Docker Containers Essentials

 

Linux Kernel Namespaces & Control Groups

  • Containers use Linux namespaces to provide isolation of system resources from other containers or the host.
  • The PID namespace provides isolation for process IDs. If you run top while inside the container, you will notice that it shows the processes within the PID namespace of the container, which is much different than what you can see if you ran top on the host.
  • Containers use kernel-level features to achieve isolation and they run on top of the kernel.
  • Containers are just a group of processes running in isolation on the same host.
  • Linux namespaces include:
    • PID: Processes Isolation
    • MNT: Mount and unmount directories without affecting other namespaces.
    • NET: Containers have their own network stack.
    • IPC: Isolated interprocess communication mechanisms such as message queues.
    • User: Isolated view of users on the system.
    • UTC: Set hostname and domain name per container.
  • These namespaces provide the isolation for containers that allow them to run together securely and without conflict with other containers running on the same system.
  • Containers are self-contained and isolated, which means you can avoid potential conflicts between containers with different system or runtime dependencies.

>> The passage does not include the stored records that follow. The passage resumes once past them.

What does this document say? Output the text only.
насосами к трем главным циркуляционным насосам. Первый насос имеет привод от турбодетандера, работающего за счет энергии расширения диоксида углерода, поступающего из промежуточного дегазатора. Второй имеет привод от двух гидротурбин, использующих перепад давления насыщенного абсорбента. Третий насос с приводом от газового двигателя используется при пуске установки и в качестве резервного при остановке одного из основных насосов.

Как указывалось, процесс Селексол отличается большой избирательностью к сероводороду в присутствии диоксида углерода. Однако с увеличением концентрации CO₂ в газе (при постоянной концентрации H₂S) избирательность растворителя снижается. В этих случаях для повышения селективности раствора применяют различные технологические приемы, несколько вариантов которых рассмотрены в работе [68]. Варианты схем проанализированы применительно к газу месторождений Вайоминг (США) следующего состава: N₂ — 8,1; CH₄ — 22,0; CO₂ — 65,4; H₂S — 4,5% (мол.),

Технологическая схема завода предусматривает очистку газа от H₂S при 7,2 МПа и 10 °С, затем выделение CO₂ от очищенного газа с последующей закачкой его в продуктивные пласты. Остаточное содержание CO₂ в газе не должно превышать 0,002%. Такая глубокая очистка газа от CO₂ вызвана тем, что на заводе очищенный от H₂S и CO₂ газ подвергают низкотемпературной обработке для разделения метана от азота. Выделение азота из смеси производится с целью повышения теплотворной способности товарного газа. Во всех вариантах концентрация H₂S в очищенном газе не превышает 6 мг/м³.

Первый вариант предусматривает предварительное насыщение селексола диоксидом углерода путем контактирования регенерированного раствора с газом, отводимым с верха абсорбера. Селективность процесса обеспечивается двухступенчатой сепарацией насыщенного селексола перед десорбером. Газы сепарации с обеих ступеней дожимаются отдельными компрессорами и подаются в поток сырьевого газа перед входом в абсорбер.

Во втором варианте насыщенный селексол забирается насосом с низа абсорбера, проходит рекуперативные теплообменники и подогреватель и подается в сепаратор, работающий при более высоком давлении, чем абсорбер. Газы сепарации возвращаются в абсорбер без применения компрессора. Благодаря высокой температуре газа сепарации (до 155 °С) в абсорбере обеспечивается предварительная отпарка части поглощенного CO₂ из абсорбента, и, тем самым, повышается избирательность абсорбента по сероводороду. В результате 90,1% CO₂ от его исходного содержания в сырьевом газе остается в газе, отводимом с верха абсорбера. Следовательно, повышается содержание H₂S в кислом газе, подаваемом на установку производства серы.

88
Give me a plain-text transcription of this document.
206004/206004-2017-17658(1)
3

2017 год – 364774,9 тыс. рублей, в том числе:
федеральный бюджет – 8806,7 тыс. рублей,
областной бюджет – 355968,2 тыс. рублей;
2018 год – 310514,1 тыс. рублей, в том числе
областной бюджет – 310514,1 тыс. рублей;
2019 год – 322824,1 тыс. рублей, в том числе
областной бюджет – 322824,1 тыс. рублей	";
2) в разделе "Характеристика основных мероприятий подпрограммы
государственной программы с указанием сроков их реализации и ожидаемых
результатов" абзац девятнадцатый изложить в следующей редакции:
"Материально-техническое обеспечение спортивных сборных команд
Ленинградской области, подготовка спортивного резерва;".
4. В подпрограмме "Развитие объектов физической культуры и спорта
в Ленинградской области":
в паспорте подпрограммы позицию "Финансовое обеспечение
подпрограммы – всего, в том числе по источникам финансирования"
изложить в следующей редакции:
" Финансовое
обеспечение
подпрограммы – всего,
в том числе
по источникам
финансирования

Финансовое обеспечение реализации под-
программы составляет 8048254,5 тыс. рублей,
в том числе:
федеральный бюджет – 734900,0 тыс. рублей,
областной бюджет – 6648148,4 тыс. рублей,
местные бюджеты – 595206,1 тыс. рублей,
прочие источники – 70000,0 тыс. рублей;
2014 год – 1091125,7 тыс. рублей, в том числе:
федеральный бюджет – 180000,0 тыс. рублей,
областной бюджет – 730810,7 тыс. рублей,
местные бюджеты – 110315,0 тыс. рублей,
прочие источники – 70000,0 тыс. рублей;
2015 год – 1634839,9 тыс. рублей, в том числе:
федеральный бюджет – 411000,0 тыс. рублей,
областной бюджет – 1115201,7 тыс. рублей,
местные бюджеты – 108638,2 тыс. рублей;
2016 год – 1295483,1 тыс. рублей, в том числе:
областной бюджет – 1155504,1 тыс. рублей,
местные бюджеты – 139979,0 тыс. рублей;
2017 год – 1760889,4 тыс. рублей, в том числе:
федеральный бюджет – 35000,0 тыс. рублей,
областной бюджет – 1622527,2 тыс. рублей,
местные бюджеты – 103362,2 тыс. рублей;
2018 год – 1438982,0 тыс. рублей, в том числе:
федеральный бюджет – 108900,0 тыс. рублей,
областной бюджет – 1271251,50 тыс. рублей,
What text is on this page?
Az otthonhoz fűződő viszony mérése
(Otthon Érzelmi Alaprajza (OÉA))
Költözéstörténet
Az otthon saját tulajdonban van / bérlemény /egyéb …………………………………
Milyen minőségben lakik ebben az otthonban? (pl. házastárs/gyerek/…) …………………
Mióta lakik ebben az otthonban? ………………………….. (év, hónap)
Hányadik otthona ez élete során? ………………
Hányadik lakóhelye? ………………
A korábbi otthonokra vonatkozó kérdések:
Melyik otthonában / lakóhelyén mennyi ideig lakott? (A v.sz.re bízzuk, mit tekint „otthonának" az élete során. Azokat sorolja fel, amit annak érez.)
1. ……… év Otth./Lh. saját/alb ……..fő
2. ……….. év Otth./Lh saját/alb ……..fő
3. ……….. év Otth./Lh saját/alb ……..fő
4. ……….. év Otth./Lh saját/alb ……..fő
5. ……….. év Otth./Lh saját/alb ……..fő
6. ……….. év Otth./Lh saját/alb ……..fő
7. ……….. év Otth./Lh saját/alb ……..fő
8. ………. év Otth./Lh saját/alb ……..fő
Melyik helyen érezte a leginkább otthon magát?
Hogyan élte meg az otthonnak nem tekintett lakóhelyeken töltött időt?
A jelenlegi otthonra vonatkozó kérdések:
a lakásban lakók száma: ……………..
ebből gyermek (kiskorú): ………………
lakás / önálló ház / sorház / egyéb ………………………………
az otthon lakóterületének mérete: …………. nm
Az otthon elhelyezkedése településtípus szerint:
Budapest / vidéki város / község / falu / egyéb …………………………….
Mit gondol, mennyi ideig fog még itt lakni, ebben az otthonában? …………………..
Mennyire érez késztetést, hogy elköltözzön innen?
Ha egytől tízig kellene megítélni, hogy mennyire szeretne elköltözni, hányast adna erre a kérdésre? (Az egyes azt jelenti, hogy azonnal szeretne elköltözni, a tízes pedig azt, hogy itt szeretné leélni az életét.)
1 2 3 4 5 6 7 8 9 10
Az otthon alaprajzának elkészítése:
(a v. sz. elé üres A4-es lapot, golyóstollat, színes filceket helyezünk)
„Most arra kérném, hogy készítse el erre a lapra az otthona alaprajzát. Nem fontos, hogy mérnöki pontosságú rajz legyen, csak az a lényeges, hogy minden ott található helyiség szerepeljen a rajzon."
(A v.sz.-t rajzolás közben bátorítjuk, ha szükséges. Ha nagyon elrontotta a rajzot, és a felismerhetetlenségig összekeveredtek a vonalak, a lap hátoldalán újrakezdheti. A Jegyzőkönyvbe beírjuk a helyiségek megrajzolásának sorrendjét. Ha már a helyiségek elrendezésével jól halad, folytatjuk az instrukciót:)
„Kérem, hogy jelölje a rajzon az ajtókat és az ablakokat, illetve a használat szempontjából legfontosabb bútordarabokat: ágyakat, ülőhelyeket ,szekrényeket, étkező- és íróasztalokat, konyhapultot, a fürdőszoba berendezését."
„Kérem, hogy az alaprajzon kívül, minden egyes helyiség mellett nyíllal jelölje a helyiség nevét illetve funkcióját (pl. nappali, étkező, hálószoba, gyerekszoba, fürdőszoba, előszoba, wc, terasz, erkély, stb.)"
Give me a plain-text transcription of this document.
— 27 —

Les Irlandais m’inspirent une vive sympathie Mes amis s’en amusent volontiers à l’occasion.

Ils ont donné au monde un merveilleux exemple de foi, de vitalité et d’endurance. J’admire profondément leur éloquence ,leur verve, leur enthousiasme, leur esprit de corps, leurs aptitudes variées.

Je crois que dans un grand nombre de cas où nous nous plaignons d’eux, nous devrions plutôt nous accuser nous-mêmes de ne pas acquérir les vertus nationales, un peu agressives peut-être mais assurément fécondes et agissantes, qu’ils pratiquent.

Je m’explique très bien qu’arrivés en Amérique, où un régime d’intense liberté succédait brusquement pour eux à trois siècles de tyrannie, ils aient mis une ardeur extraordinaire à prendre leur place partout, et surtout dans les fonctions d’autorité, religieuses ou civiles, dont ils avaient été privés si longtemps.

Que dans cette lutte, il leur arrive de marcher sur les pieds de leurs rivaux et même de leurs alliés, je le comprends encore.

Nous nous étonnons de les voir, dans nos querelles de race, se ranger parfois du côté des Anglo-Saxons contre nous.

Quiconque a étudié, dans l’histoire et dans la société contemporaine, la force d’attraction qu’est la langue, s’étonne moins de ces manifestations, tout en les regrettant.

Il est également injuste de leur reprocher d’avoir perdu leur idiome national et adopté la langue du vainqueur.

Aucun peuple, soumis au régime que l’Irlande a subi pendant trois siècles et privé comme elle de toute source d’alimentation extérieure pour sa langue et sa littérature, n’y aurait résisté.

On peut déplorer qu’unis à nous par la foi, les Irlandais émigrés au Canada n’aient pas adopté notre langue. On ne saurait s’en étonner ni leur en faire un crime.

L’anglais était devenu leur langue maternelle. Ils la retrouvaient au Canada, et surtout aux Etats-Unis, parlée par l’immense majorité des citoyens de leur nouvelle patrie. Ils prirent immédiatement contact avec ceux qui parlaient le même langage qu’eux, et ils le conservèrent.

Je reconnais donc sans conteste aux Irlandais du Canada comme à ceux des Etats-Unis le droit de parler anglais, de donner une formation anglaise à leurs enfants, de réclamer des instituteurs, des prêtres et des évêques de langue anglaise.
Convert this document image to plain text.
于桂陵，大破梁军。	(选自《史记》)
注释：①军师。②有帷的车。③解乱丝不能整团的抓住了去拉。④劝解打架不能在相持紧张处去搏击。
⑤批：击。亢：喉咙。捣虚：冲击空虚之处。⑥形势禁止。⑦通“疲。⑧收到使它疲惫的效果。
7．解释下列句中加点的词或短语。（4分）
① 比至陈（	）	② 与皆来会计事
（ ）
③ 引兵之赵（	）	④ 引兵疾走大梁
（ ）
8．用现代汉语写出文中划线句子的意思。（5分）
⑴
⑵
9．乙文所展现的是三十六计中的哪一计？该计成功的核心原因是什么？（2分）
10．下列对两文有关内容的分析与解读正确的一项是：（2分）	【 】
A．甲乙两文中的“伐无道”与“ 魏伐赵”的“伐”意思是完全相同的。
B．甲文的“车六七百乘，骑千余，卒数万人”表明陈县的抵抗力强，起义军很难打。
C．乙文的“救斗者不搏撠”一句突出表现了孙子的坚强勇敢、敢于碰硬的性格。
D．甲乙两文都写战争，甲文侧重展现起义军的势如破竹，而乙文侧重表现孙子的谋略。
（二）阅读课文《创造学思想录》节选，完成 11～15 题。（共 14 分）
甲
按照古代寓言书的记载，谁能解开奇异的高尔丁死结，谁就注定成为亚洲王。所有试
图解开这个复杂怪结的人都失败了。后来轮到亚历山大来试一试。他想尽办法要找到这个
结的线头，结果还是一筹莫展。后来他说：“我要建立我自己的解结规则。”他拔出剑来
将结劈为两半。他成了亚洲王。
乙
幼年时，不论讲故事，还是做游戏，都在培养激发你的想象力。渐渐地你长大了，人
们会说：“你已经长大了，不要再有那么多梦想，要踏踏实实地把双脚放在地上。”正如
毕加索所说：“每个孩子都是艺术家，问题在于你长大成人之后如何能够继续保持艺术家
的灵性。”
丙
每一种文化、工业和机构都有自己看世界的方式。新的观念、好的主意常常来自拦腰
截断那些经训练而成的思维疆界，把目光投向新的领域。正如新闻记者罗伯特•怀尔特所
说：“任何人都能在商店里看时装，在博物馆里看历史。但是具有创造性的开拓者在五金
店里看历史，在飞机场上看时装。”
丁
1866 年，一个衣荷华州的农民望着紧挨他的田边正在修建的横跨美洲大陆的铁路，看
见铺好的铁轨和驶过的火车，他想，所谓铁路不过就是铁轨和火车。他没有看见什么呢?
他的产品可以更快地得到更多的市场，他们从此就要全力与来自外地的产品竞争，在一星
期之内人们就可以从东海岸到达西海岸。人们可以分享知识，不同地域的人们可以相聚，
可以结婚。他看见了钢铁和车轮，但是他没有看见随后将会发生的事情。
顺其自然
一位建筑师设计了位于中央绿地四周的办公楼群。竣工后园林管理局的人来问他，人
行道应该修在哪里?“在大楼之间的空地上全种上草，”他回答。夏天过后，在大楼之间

Isolation benefits are possible because of Linux namespaces.
    • For example, you can deploy an app that uses Java 7 and another app that uses Java 8 on the same host.
    • Or you can run multiple NGINX containers that all have port 80 as their default listening ports. (If you’re exposing on the host by using the –publish flag, the ports selected for the host must be unique.)

Containers on Windows and Mac:

  • Namespaces are a feature of the Linux kernel, so to run the Docker Containers on Windows and Mac, Docker runtime has a Linux subsystem included which is now open-sourced as LinuxKit project. Being able to run containers on many different platforms is one advantage of using the Docker tooling with containers.
  • In addition to running Linux containers on Windows by using a Linux subsystem, native Windows containers are now possible because of the creation of container primitives on the Windows operating system.
  • Native Windows containers can be run on Windows 10 or Windows Server 2016 or later.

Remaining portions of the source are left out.